People who use any other buttons on your microwave besides 30 Seconds default one, explain yourselves!
If you visit Montreal, you gotta check out residential homes. That’s where all the locals go
I may not look like the toughest guy at the bar but I was a psychology major, I studied writing for decades, and you do NOT want me sending your boss a message on LinkedIn
I wonder if the guy who coined the term “One Hit Wonder” came up with any other phrases.
Started to watch Indiana Jones and the Dial of Destiny and I saw the warning that it contains tobacco depictions so I threw my TV in the street. Not in this household.
When you vacuum your kid’s room and it just sounds like millions of Rice Krispies being sucked up
ENGLAND: people are CROSSING OUR BORDERS for ECONOMIC ADVANCEMENT!!!
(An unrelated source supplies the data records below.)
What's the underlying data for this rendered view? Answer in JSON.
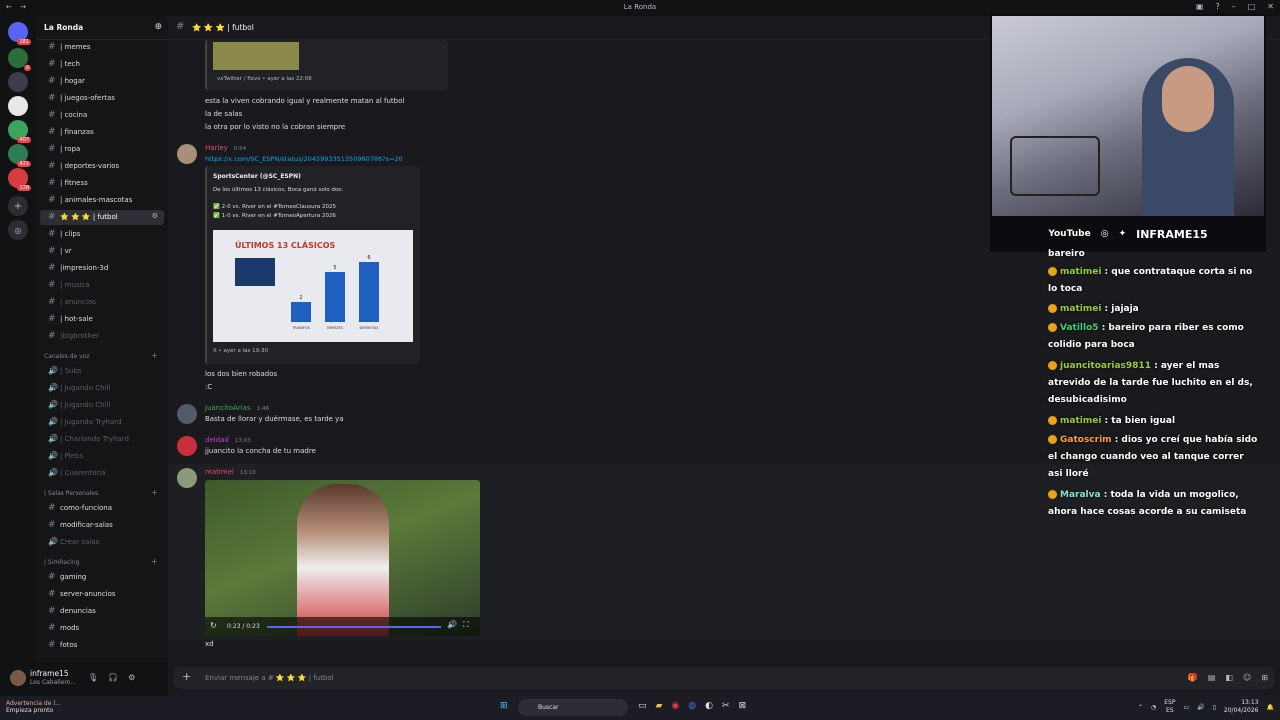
{
  "window": {
    "title": "La Ronda"
  },
  "server": {
    "name": "La Ronda"
  },
  "rail": [
    {
      "badge": "181",
      "color": "#5865f2"
    },
    {
      "badge": "9",
      "color": "#2b6e3a",
      "label": "LA RONDA"
    },
    {
      "badge": "",
      "color": "#3b3d48"
    },
    {
      "badge": "",
      "color": "#e8e8e8"
    },
    {
      "badge": "407",
      "color": "#3ba55c"
    },
    {
      "badge": "421",
      "color": "#2c7d4f"
    },
    {
      "badge": "128",
      "color": "#d83c3e"
    }
  ],
  "channels": [
    {
      "label": "| memes"
    },
    {
      "label": "| tech"
    },
    {
      "label": "| hogar"
    },
    {
      "label": "| juegos-ofertas"
    },
    {
      "label": "| cocina"
    },
    {
      "label": "| finanzas"
    },
    {
      "label": "| ropa"
    },
    {
      "label": "| deportes-varios"
    },
    {
      "label": "| fitness"
    },
    {
      "label": "| animales-mascotas"
    },
    {
      "label": "⭐ ⭐ ⭐ | futbol"
    },
    {
      "label": "| clips"
    },
    {
      "label": "| vr"
    },
    {
      "label": "|impresion-3d"
    },
    {
      "label": "| musica"
    },
    {
      "label": "| anuncios"
    },
    {
      "label": "| hot-sale"
    },
    {
      "label": "|bigbrother"
    }
  ],
  "voice_category": "Canales de voz",
  "voice_channels": [
    {
      "label": "| Subs"
    },
    {
      "label": "| Jugando Chill"
    },
    {
      "label": "| Jugando Chill"
    },
    {
      "label": "| Jugando Tryhard"
    },
    {
      "label": "| Charlando Tryhard"
    },
    {
      "label": "| Plebs"
    },
    {
      "label": "| Cuarentena"
    }
  ],
  "salas_category": "| Salas Personales",
  "salas": [
    {
      "label": "como-funciona"
    },
    {
      "label": "modificar-salas"
    },
    {
      "label": "Crear salas"
    }
  ],
  "simracing_category": "| SimRacing",
  "simracing": [
    {
      "label": "gaming"
    },
    {
      "label": "server-anuncios"
    },
    {
      "label": "denuncias"
    },
    {
      "label": "mods"
    },
    {
      "label": "fotos"
    }
  ],
  "user": {
    "name": "inframe15",
    "status": "Los Caballero..."
  },
  "channel_header": {
    "title": "⭐ ⭐ ⭐ | futbol"
  },
  "messages": {
    "embed_footer": "vxTwitter / fixvx • ayer a las 22:08",
    "lines_a": [
      "esta la viven cobrando igual y realmente matan al futbol",
      "la de salas",
      "la otra por lo visto no la cobran siempre"
    ],
    "harley": {
      "name": "Harley",
      "time": "0:54",
      "link": "https://x.com/SC_ESPN/status/2045993351350980786?s=20"
    },
    "tweet": {
      "author": "SportsCenter (@SC_ESPN)",
      "text": "De los últimos 13 clásicos, Boca ganó solo dos:",
      "items": [
        "✅ 2-0 vs. River en el #TorneoClausura 2025",
        "✅ 1-0 vs. River en el #TorneoApertura 2026"
      ],
      "footer": "X • ayer a las 19:30"
    },
    "lines_b": [
      "los dos bien robados",
      ":C"
    ],
    "juancito": {
      "name": "JuancitoArias",
      "time": "1:46",
      "text": "Basta de llorar y duérmase, es tarde ya"
    },
    "deidad": {
      "name": "deidad",
      "time": "13:03",
      "text": "jjuancito la concha de tu madre"
    },
    "matimei": {
      "name": "matimei",
      "time": "13:10",
      "video_time": "0:23 / 0:23"
    },
    "xd": "xd"
  },
  "chart_data": {
    "type": "bar",
    "title": "ÚLTIMOS 13 CLÁSICOS",
    "categories": [
      "TRIUNFOS",
      "EMPATES",
      "DERROTAS"
    ],
    "values": [
      2,
      5,
      6
    ]
  },
  "composer": {
    "placeholder": "Enviar mensaje a # ⭐ ⭐ ⭐ | futbol"
  },
  "webcam": {
    "social_youtube": "YouTube",
    "handle": "INFRAME15"
  },
  "chat": [
    {
      "name": "",
      "text": "bareiro",
      "color": "#ffffff"
    },
    {
      "name": "matimei",
      "text": ": que contrataque corta si no lo toca",
      "color": "#9acd32"
    },
    {
      "name": "matimei",
      "text": ": jajaja",
      "color": "#9acd32"
    },
    {
      "name": "Vatillo5",
      "text": ": bareiro para riber es como colidio para boca",
      "color": "#3ad17a"
    },
    {
      "name": "juancitoarias9811",
      "text": ": ayer el mas atrevido de la tarde fue luchito en el ds, desubicadisimo",
      "color": "#9acd32"
    },
    {
      "name": "matimei",
      "text": ": ta bien igual",
      "color": "#9acd32"
    },
    {
      "name": "Gatoscrim",
      "text": ": dios yo creí que había sido el chango cuando veo al tanque correr asi lloré",
      "color": "#ff9f3a"
    },
    {
      "name": "Maralva",
      "text": ": toda la vida un mogolico, ahora hace cosas acorde a su camiseta",
      "color": "#7fe8d4"
    }
  ],
  "taskbar": {
    "warning": "Advertencia de l...",
    "warning_sub": "Empieza pronto",
    "search": "Buscar",
    "lang": "ESP",
    "lang_sub": "ES",
    "time": "13:13",
    "date": "20/04/2026"
  }
}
THE ENTIRE GODDAMNED WORLD FROM LIKE 1583 to 1997: u don’t say
Do as I scooby say, not as I scooby doo.
*me to my dog.
New Mom: I bought my kids’ Halloween costumes back in August!
Well-seasoned Mom: That’s cool. I take my kids shopping on October 31st so they can’t change their minds 800 times.
I’m a girl that your mother could love. From a distance. Maybe you just show her a picture, and make a lot of shit up.
I told my five-year-old she’s due for a performance review and she ignored me. That’s definitely going in the review.
why are you, as a wallet company, giving away a $500 gift card? what am i gonna do? buy $500 worth of wallets?
Did you know?
A cowbird will sneak into another bird’s nest, lay her egg, and leave it for the other bird to raise.
And I’ll be damned if that isn’t the best parenting hack I’ve ever heard.
HOST: Welcome to “Die or Get Killed” the game show that no one survives
ME: Glad to be here, Mort
My date spent all night telling me that she loved Bad Boys – Then seemed disappointed when we got back to mine and I put the DVD on.
My Uncle is either a good taxidermist or a bad vet.
A friend is in jail and I can’t help feeling partially responsible because I framed him for murder.